# NGD - Godin Acousticaster



## Merlin (Feb 23, 2009)

I didn't intend on getting a new guitar, but I stumbled across a used Godin Acousticaster today. I'm leaving on another cruise gig on Sunday, and wanted a lighter guitar that I can pack in my luggage - so a bolt neck was a must too.

5.25 lbs!


----------



## Guyfrets (Aug 20, 2012)

Congratulations on the new guitar.




. 

Is this the guitar you purchased?


----------



## shoretyus (Jan 6, 2007)

Don't forget your looper pedals


----------



## Merlin (Feb 23, 2009)

Guyfrets said:


> Congratulations on the new guitar.
> 
> 
> 
> ...


Yep.


----------



## Lord-Humongous (Jun 5, 2014)

Nice, congrats!


----------



## Milkman (Feb 2, 2006)

Nice time of year for a cruise.

Nice guitar.

Safe travels.


----------



## Merlin (Feb 23, 2009)

So I managed to pare my checked bag down to 53 lbs, including the guitar, gig bag and interface.
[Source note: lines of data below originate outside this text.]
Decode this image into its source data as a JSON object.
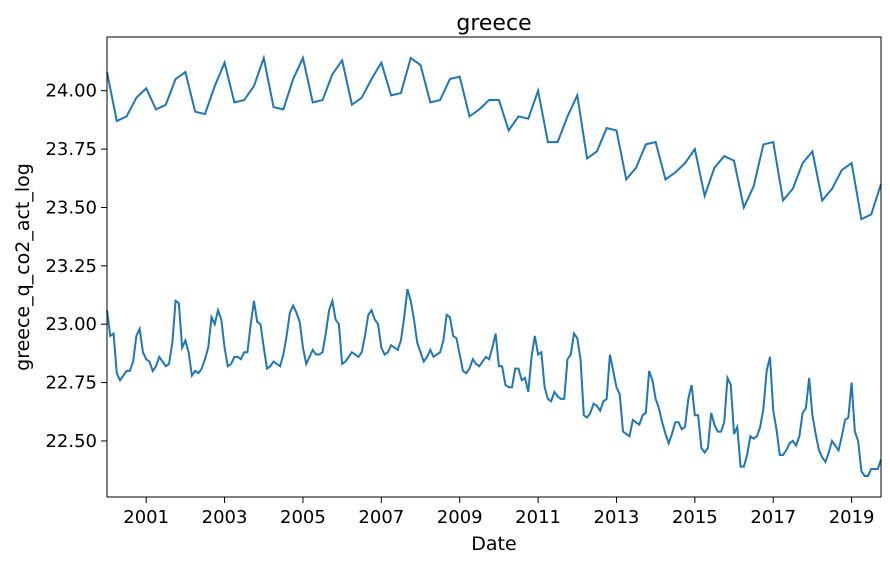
{
  "chart_data": {
    "type": "line",
    "title": "greece",
    "xlabel": "Date",
    "ylabel": "greece_q_co2_act_log",
    "xlim": [
      2000,
      2019.75
    ],
    "ylim": [
      22.26,
      24.23
    ],
    "xticks": [
      2001,
      2003,
      2005,
      2007,
      2009,
      2011,
      2013,
      2015,
      2017,
      2019
    ],
    "yticks": [
      {
        "value": 22.5,
        "label": "22.50"
      },
      {
        "value": 22.75,
        "label": "22.75"
      },
      {
        "value": 23.0,
        "label": "23.00"
      },
      {
        "value": 23.25,
        "label": "23.25"
      },
      {
        "value": 23.5,
        "label": "23.50"
      },
      {
        "value": 23.75,
        "label": "23.75"
      },
      {
        "value": 24.0,
        "label": "24.00"
      }
    ],
    "series": [
      {
        "color": "#1f77b4",
        "x": [
          2000,
          2000.25,
          2000.5,
          2000.75,
          2001,
          2001.25,
          2001.5,
          2001.75,
          2002,
          2002.25,
          2002.5,
          2002.75,
          2003,
          2003.25,
          2003.5,
          2003.75,
          2004,
          2004.25,
          2004.5,
          2004.75,
          2005,
          2005.25,
          2005.5,
          2005.75,
          2006,
          2006.25,
          2006.5,
          2006.75,
          2007,
          2007.25,
          2007.5,
          2007.75,
          2008,
          2008.25,
          2008.5,
          2008.75,
          2009,
          2009.25,
          2009.5,
          2009.75,
          2010,
          2010.25,
          2010.5,
          2010.75,
          2011,
          2011.25,
          2011.5,
          2011.75,
          2012,
          2012.25,
          2012.5,
          2012.75,
          2013,
          2013.25,
          2013.5,
          2013.75,
          2014,
          2014.25,
          2014.5,
          2014.75,
          2015,
          2015.25,
          2015.5,
          2015.75,
          2016,
          2016.25,
          2016.5,
          2016.75,
          2017,
          2017.25,
          2017.5,
          2017.75,
          2018,
          2018.25,
          2018.5,
          2018.75,
          2019,
          2019.25,
          2019.5,
          2019.75
        ],
        "values": [
          24.08,
          23.87,
          23.89,
          23.97,
          24.01,
          23.92,
          23.94,
          24.05,
          24.08,
          23.91,
          23.9,
          24.02,
          24.12,
          23.95,
          23.96,
          24.02,
          24.14,
          23.93,
          23.92,
          24.05,
          24.14,
          23.95,
          23.96,
          24.07,
          24.13,
          23.94,
          23.97,
          24.05,
          24.12,
          23.98,
          23.99,
          24.14,
          24.11,
          23.95,
          23.96,
          24.05,
          24.06,
          23.89,
          23.92,
          23.96,
          23.96,
          23.83,
          23.89,
          23.88,
          24.0,
          23.78,
          23.78,
          23.89,
          23.98,
          23.71,
          23.74,
          23.84,
          23.83,
          23.62,
          23.67,
          23.77,
          23.78,
          23.62,
          23.65,
          23.69,
          23.75,
          23.55,
          23.67,
          23.72,
          23.7,
          23.5,
          23.59,
          23.77,
          23.78,
          23.53,
          23.58,
          23.69,
          23.74,
          23.53,
          23.58,
          23.66,
          23.69,
          23.45,
          23.47,
          23.6
        ]
      },
      {
        "color": "#1f77b4",
        "x": [
          2000,
          2000.083,
          2000.167,
          2000.25,
          2000.333,
          2000.417,
          2000.5,
          2000.583,
          2000.667,
          2000.75,
          2000.833,
          2000.917,
          2001,
          2001.083,
          2001.167,
          2001.25,
          2001.333,
          2001.417,
          2001.5,
          2001.583,
          2001.667,
          2001.75,
          2001.833,
          2001.917,
          2002,
          2002.083,
          2002.167,
          2002.25,
          2002.333,
          2002.417,
          2002.5,
          2002.583,
          2002.667,
          2002.75,
          2002.833,
          2002.917,
          2003,
          2003.083,
          2003.167,
          2003.25,
          2003.333,
          2003.417,
          2003.5,
          2003.583,
          2003.667,
          2003.75,
          2003.833,
          2003.917,
          2004,
          2004.083,
          2004.167,
          2004.25,
          2004.333,
          2004.417,
          2004.5,
          2004.583,
          2004.667,
          2004.75,
          2004.833,
          2004.917,
          2005,
          2005.083,
          2005.167,
          2005.25,
          2005.333,
          2005.417,
          2005.5,
          2005.583,
          2005.667,
          2005.75,
          2005.833,
          2005.917,
          2006,
          2006.083,
          2006.167,
          2006.25,
          2006.333,
          2006.417,
          2006.5,
          2006.583,
          2006.667,
          2006.75,
          2006.833,
          2006.917,
          2007,
          2007.083,
          2007.167,
          2007.25,
          2007.333,
          2007.417,
          2007.5,
          2007.583,
          2007.667,
          2007.75,
          2007.833,
          2007.917,
          2008,
          2008.083,
          2008.167,
          2008.25,
          2008.333,
          2008.417,
          2008.5,
          2008.583,
          2008.667,
          2008.75,
          2008.833,
          2008.917,
          2009,
          2009.083,
          2009.167,
          2009.25,
          2009.333,
          2009.417,
          2009.5,
          2009.583,
          2009.667,
          2009.75,
          2009.833,
          2009.917,
          2010,
          2010.083,
          2010.167,
          2010.25,
          2010.333,
          2010.417,
          2010.5,
          2010.583,
          2010.667,
          2010.75,
          2010.833,
          2010.917,
          2011,
          2011.083,
          2011.167,
          2011.25,
          2011.333,
          2011.417,
          2011.5,
          2011.583,
          2011.667,
          2011.75,
          2011.833,
          2011.917,
          2012,
          2012.083,
          2012.167,
          2012.25,
          2012.333,
          2012.417,
          2012.5,
          2012.583,
          2012.667,
          2012.75,
          2012.833,
          2012.917,
          2013,
          2013.083,
          2013.167,
          2013.25,
          2013.333,
          2013.417,
          2013.5,
          2013.583,
          2013.667,
          2013.75,
          2013.833,
          2013.917,
          2014,
          2014.083,
          2014.167,
          2014.25,
          2014.333,
          2014.417,
          2014.5,
          2014.583,
          2014.667,
          2014.75,
          2014.833,
          2014.917,
          2015,
          2015.083,
          2015.167,
          2015.25,
          2015.333,
          2015.417,
          2015.5,
          2015.583,
          2015.667,
          2015.75,
          2015.833,
          2015.917,
          2016,
          2016.083,
          2016.167,
          2016.25,
          2016.333,
          2016.417,
          2016.5,
          2016.583,
          2016.667,
          2016.75,
          2016.833,
          2016.917,
          2017,
          2017.083,
          2017.167,
          2017.25,
          2017.333,
          2017.417,
          2017.5,
          2017.583,
          2017.667,
          2017.75,
          2017.833,
          2017.917,
          2018,
          2018.083,
          2018.167,
          2018.25,
          2018.333,
          2018.417,
          2018.5,
          2018.583,
          2018.667,
          2018.75,
          2018.833,
          2018.917,
          2019,
          2019.083,
          2019.167,
          2019.25,
          2019.333,
          2019.417,
          2019.5,
          2019.583,
          2019.667,
          2019.75
        ],
        "values": [
          23.06,
          22.95,
          22.96,
          22.79,
          22.76,
          22.78,
          22.8,
          22.8,
          22.84,
          22.95,
          22.98,
          22.88,
          22.85,
          22.84,
          22.8,
          22.82,
          22.86,
          22.84,
          22.82,
          22.83,
          22.92,
          23.1,
          23.09,
          22.9,
          22.93,
          22.88,
          22.78,
          22.8,
          22.79,
          22.81,
          22.85,
          22.9,
          23.03,
          23.0,
          23.06,
          23.02,
          22.9,
          22.82,
          22.83,
          22.86,
          22.86,
          22.85,
          22.88,
          22.88,
          23.0,
          23.1,
          23.01,
          23.0,
          22.9,
          22.81,
          22.82,
          22.84,
          22.83,
          22.82,
          22.87,
          22.95,
          23.05,
          23.08,
          23.05,
          23.01,
          22.9,
          22.83,
          22.86,
          22.89,
          22.87,
          22.87,
          22.88,
          22.96,
          23.06,
          23.1,
          23.02,
          23.0,
          22.83,
          22.84,
          22.86,
          22.88,
          22.87,
          22.86,
          22.88,
          22.95,
          23.04,
          23.06,
          23.02,
          23.0,
          22.9,
          22.87,
          22.88,
          22.91,
          22.9,
          22.89,
          22.93,
          23.03,
          23.15,
          23.1,
          23.02,
          22.92,
          22.88,
          22.84,
          22.86,
          22.89,
          22.86,
          22.87,
          22.88,
          22.93,
          23.04,
          23.03,
          22.95,
          22.94,
          22.87,
          22.8,
          22.79,
          22.81,
          22.85,
          22.83,
          22.82,
          22.84,
          22.86,
          22.85,
          22.9,
          22.96,
          22.82,
          22.82,
          22.74,
          22.73,
          22.73,
          22.81,
          22.81,
          22.76,
          22.77,
          22.71,
          22.86,
          22.95,
          22.87,
          22.88,
          22.73,
          22.68,
          22.67,
          22.71,
          22.69,
          22.68,
          22.68,
          22.85,
          22.87,
          22.96,
          22.94,
          22.85,
          22.61,
          22.6,
          22.62,
          22.66,
          22.65,
          22.63,
          22.67,
          22.68,
          22.87,
          22.8,
          22.73,
          22.7,
          22.54,
          22.53,
          22.52,
          22.59,
          22.58,
          22.57,
          22.61,
          22.62,
          22.8,
          22.76,
          22.68,
          22.64,
          22.58,
          22.53,
          22.49,
          22.53,
          22.58,
          22.58,
          22.55,
          22.56,
          22.68,
          22.74,
          22.61,
          22.61,
          22.47,
          22.45,
          22.47,
          22.62,
          22.57,
          22.54,
          22.54,
          22.58,
          22.77,
          22.74,
          22.53,
          22.56,
          22.39,
          22.39,
          22.44,
          22.52,
          22.51,
          22.52,
          22.56,
          22.64,
          22.8,
          22.86,
          22.63,
          22.55,
          22.44,
          22.44,
          22.46,
          22.49,
          22.5,
          22.48,
          22.52,
          22.62,
          22.64,
          22.77,
          22.61,
          22.53,
          22.46,
          22.43,
          22.41,
          22.45,
          22.5,
          22.48,
          22.46,
          22.52,
          22.59,
          22.6,
          22.75,
          22.54,
          22.5,
          22.37,
          22.35,
          22.35,
          22.38,
          22.38,
          22.38,
          22.42
        ]
      }
    ]
  }
}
Looking forward to playing it everyday and getting some writing done.


----------



## sore fingers (May 27, 2015)

Great guitar, great light weight traveling.
We have so much stuff in our duo that there's no room for groceries on the way back from a gig. lol


----------



## Mooh (Mar 7, 2007)

Excellent guitar, congratulations.

I really miss mine. Dealt it in a moment of weakness. It was great for the semi-acoustic covers my band does, and was very handy to have around the studio. (Years ago I also had an Acousticaster fretless bass, but after a couple of gig accidents I dealt it.)

Peace, Mooh.


----------



## Merlin (Feb 23, 2009)

Mooh said:


> Excellent guitar, congratulations.
> 
> I really miss mine. Dealt it in a moment of weakness. It was great for the semi-acoustic covers my band does, and was very handy to have around the studio. (Years ago I also had an Acousticaster fretless bass, but after a couple of gig accidents I dealt it.)
> 
> Peace, Mooh.


I have an Acousticaster fretless bass I bought off a guy in Sarnia - could it be the same one?


----------



## Mooh (Mar 7, 2007)

Merlin said:


> I have an Acousticaster fretless bass I bought off a guy in Sarnia - could it be the same one?


Maybe. Post a picture?

Mine had an extra piece of ebony under the thumb rest to help reinforce the top that was damaged in a stage fall. It also had some different machine heads on it for a while so there might be evidence of that on the back of the headstock. I liked it, it sounded great, played great, and looked great. 

Peace. Mooh.


----------



## marcos (Jan 13, 2009)

I had one in the 90,s and never bonded with the neck. It sounded o.k. just not my cup of tea.


----------



## Merlin (Feb 23, 2009)

Mooh said:


> Maybe. Post a picture?
> 
> Mine had an extra piece of ebony under the thumb rest to help reinforce the top that was damaged in a stage fall. It also had some different machine heads on it for a while so there might be evidence of that on the back of the headstock. I liked it, it sounded great, played great, and looked great.
> 
> Peace. Mooh.


Mine has the long ebony strip/ thumbrest, and the bridge was clearly reglued at some point - and not quite accurately. Being a fretless, it's not really a big deal.


----------



## Steadfastly (Nov 14, 2008)

I am a Godin fan and that, to me, is a nice one. I almost bought the 40th anniversary edition but went with the Kingpin II instead.


----------



## audiorep2 (Mar 28, 2009)

In the Maritimes .......


----------